CBS e responsabilidade tributária das plataformas digitais
Consta do já bastante divulgado e criticado Projeto de Lei nº 3887/2020, que cria a CBS (Contribuição Social sobre Operações com Bens e Serviços) como uma das etapas da reforma tributária proposta pelo Governo Federal, previsões de hipóteses de responsabilidade tributária para plataformas digitais.
De acordo com o artigo 6º do texto apresentado à Câmara dos Deputados, plataformas digitais são aquelas pessoas jurídicas que realizam a intermediação de operações de vendas de bens e serviços de forma não presencial, incluindo e-commerce via marketplaces.
O parágrafo único do dispositivo excetua da caracterização aquelas pessoas jurídicas que apenas forneçam o acesso à internet, ou apenas processem pagamentos ou, ainda, apenas realizem a procura por fornecedores sem exigir, por isso, comissão sobre as vendas.
O projeto, claramente, busca alinhamento ao relatório da Organização para a Cooperação e Desenvolvimento Econômico (OCDE) que trata do papel das plataformas digitais na arrecadação de tributos sobre consumo nas vendas online (The role of digital platforms in the collection of VAT/GST on online sales), que deriva das diretrizes da Action 1 do projeto anti-BEPS (Addressing the Tax Challenges of the Digital Economy).

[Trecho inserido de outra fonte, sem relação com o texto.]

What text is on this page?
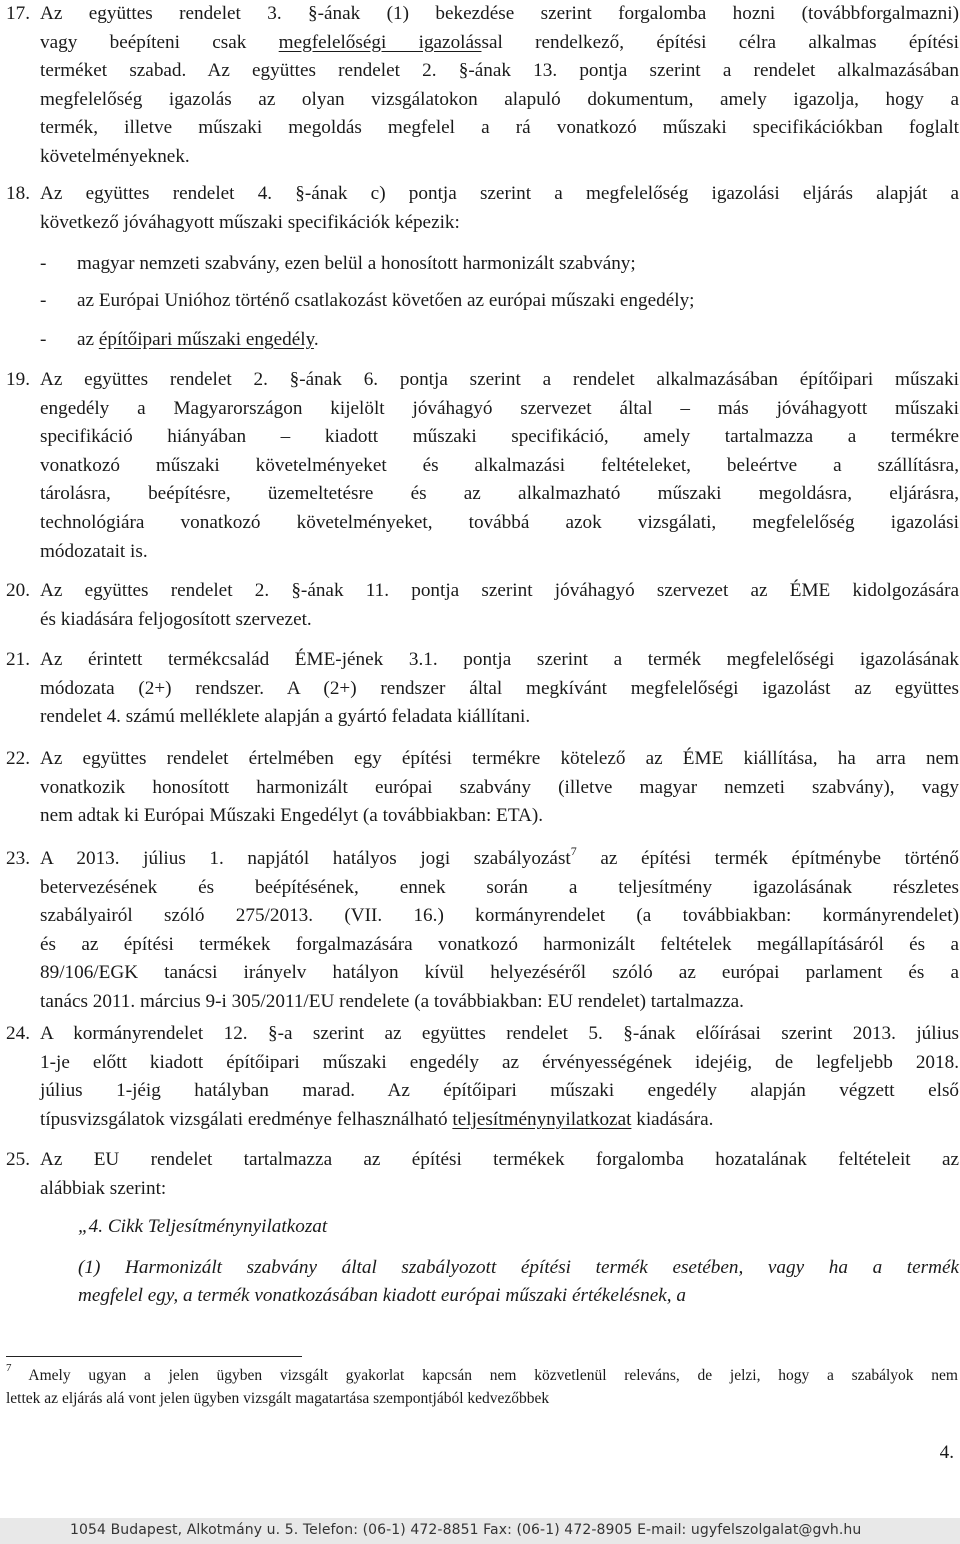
17. Az együttes rendelet 3. §-ának (1) bekezdése szerint forgalomba hozni (továbbforgalmazni)
vagy beépíteni csak megfelelőségi igazolással rendelkező, építési célra alkalmas építési
terméket szabad. Az együttes rendelet 2. §-ának 13. pontja szerint a rendelet alkalmazásában
megfelelőség igazolás az olyan vizsgálatokon alapuló dokumentum, amely igazolja, hogy a
termék, illetve műszaki megoldás megfelel a rá vonatkozó műszaki specifikációkban foglalt
követelményeknek.
18. Az együttes rendelet 4. §-ának c) pontja szerint a megfelelőség igazolási eljárás alapját a
következő jóváhagyott műszaki specifikációk képezik:
19. Az együttes rendelet 2. §-ának 6. pontja szerint a rendelet alkalmazásában építőipari műszaki
engedély a Magyarországon kijelölt jóváhagyó szervezet által – más jóváhagyott műszaki
specifikáció hiányában – kiadott műszaki specifikáció, amely tartalmazza a termékre
vonatkozó műszaki követelményeket és alkalmazási feltételeket, beleértve a szállításra,
tárolásra, beépítésre, üzemeltetésre és az alkalmazható műszaki megoldásra, eljárásra,
technológiára vonatkozó követelményeket, továbbá azok vizsgálati, megfelelőség igazolási
módozatait is.
20. Az együttes rendelet 2. §-ának 11. pontja szerint jóváhagyó szervezet az ÉME kidolgozására
és kiadására feljogosított szervezet.
21. Az érintett termékcsalád ÉME-jének 3.1. pontja szerint a termék megfelelőségi igazolásának
módozata (2+) rendszer. A (2+) rendszer által megkívánt megfelelőségi igazolást az együttes
rendelet 4. számú melléklete alapján a gyártó feladata kiállítani.
22. Az együttes rendelet értelmében egy építési termékre kötelező az ÉME kiállítása, ha arra nem
vonatkozik honosított harmonizált európai szabvány (illetve magyar nemzeti szabvány), vagy
nem adtak ki Európai Műszaki Engedélyt (a továbbiakban: ETA).
23. A 2013. július 1. napjától hatályos jogi szabályozást$^7$ az építési termék építménybe történő
betervezésének és beépítésének, ennek során a teljesítmény igazolásának részletes
szabályairól szóló 275/2013. (VII. 16.) kormányrendelet (a továbbiakban: kormányrendelet)
és az építési termékek forgalmazására vonatkozó harmonizált feltételek megállapításáról és a
89/106/EGK tanácsi irányelv hatályon kívül helyezéséről szóló az európai parlament és a
tanács 2011. március 9-i 305/2011/EU rendelete (a továbbiakban: EU rendelet) tartalmazza.
24. A kormányrendelet 12. §-a szerint az együttes rendelet 5. §-ának előírásai szerint 2013. július
1-je előtt kiadott építőipari műszaki engedély az érvényességének idejéig, de legfeljebb 2018.
július 1-jéig hatályban marad. Az építőipari műszaki engedély alapján végzett első
típusvizsgálatok vizsgálati eredménye felhasználható teljesítménynyilatkozat kiadására.
25. Az EU rendelet tartalmazza az építési termékek forgalomba hozatalának feltételeit az
alábbiak szerint:
- magyar nemzeti szabvány, ezen belül a honosított harmonizált szabvány;
- az Európai Unióhoz történő csatlakozást követően az európai műszaki engedély;
- az építőipari műszaki engedély.
„4. Cikk Teljesítménynyilatkozat
(1) Harmonizált szabvány által szabályozott építési termék esetében, vagy ha a termék
megfelel egy, a termék vonatkozásában kiadott európai műszaki értékelésnek, a
$^7$ Amely ugyan a jelen ügyben vizsgált gyakorlat kapcsán nem közvetlenül releváns, de jelzi, hogy a szabályok nem
lettek az eljárás alá vont jelen ügyben vizsgált magatartása szempontjából kedvezőbbek
4.
1054 Budapest, Alkotmány u. 5. Telefon: (06-1) 472-8851 Fax: (06-1) 472-8905 E-mail: ugyfelszolgalat@gvh.hu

Referido relatório define plataformas digitais como aquelas empresas que permitem, por meios eletrônicos, interações diretas entre compradores e vendedores, sendo que estes últimos são, ambos e de alguma maneira, clientes das plataformas.
Há, no projeto, evidente preocupação com a potencial perda de oportunidades de arrecadação de tributos que a digitalização da economia apresenta, especialmente nas relações entre empresas e consumidores (B2C) de modo não presencial.
O alinhamento às diretrizes da OCDE está, inclusive, expresso na exposição de motivos do projeto em questão, sendo que a Action 1 do projeto anti-BEPS é especificamente mencionada como razão para a adequação do sistema de tributação do consumo para a economia digital e, consequentemente, para a atribuição dos modos de responsabilização tributária às plataformas digitais domiciliadas no exterior.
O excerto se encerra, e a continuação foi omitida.